Plutôt que de réfléchir à un avenir commun,
chacun se retranche dans son passé hostile. Les deux communautés
sont convaincues que l’autre est l’ennemi. Les Serbes de
Mitro nord se refusent à traverser le pont symbolique d’Austerliz
pour aller du côté albanais. Trop risqué selon eux.
Convaincus sans essayer. Tous ont érigé leurs frontières
mentales en frontières territoriales, intangibles et pérennes.
Chaque canton se serre les coudes, en face à face avec son rival.

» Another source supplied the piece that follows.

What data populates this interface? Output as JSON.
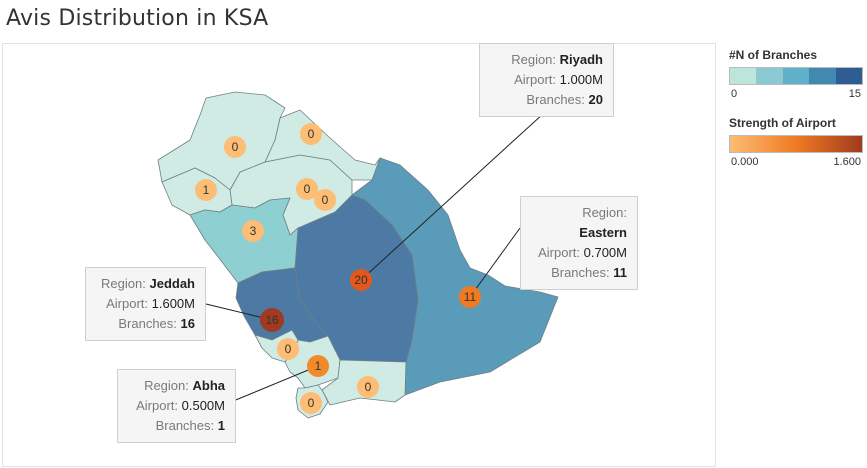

Des positions que les forces d’intervention ont cristallisées,
consacrant une partition de fait du pays. La KFOR est désormais
condamnée à un rôle d’arbitre que les deux
communautés sollicitent et sur laquelle elles comptent. Acte
2. Aux yeux de la population un avenir sans la KFOR est un avenir de
guerre. Les militaires sont pourtant clairs : nous ne resterons pas
pour l’éternité. Dans le même temps, ils assurent
qu’ils ne partiront pas tant que les « choses ne sont pas
sûres, que les forces de police locales ne sont pas formées
» (la KPS). La dernière fois que la KFOR a cru que les
choses étaient sûres, qu’elle pouvait regrouper certaines
compagnies, il y a eu les 17 et 18 mars 2004. Un évènement
tragique qui laisse l’idée d’un retrait, perplexe.
Les Albanais l’assurent : « ça prend du temps ».
Les Serbes n’hésitent pas non plus à dire que «
ça prend du temps ». Et la KFOR en est convaincue : «
ça prend du temps ». Du temps pour quoi ? Pour former les
plus jeunes à la conviction nationaliste et à la défense
de son territoire jusqu’à la mort ? Autrement dit, les
chérubins kosovars, qu’ils soient d’origine serbe
ou albanaise, détiennent les clés d’une cohabitation
nationale future. Apprendront-ils à connaître l’autre
? Dépasseront-ils l’enseignement idéologique qui
leur est inculqué ? Rendront-ils ainsi possible un retrait des
troupes de la province, signe de paix durable ?
A l’école de Zasela, un gamin ramasse son manteau qu’il
avait accroché sur une barrière entourant la stèle
glorificatrice sans un regard pour le « héros ».
Mais un large sourire, en revanche, à ses camarades qui lui répondent.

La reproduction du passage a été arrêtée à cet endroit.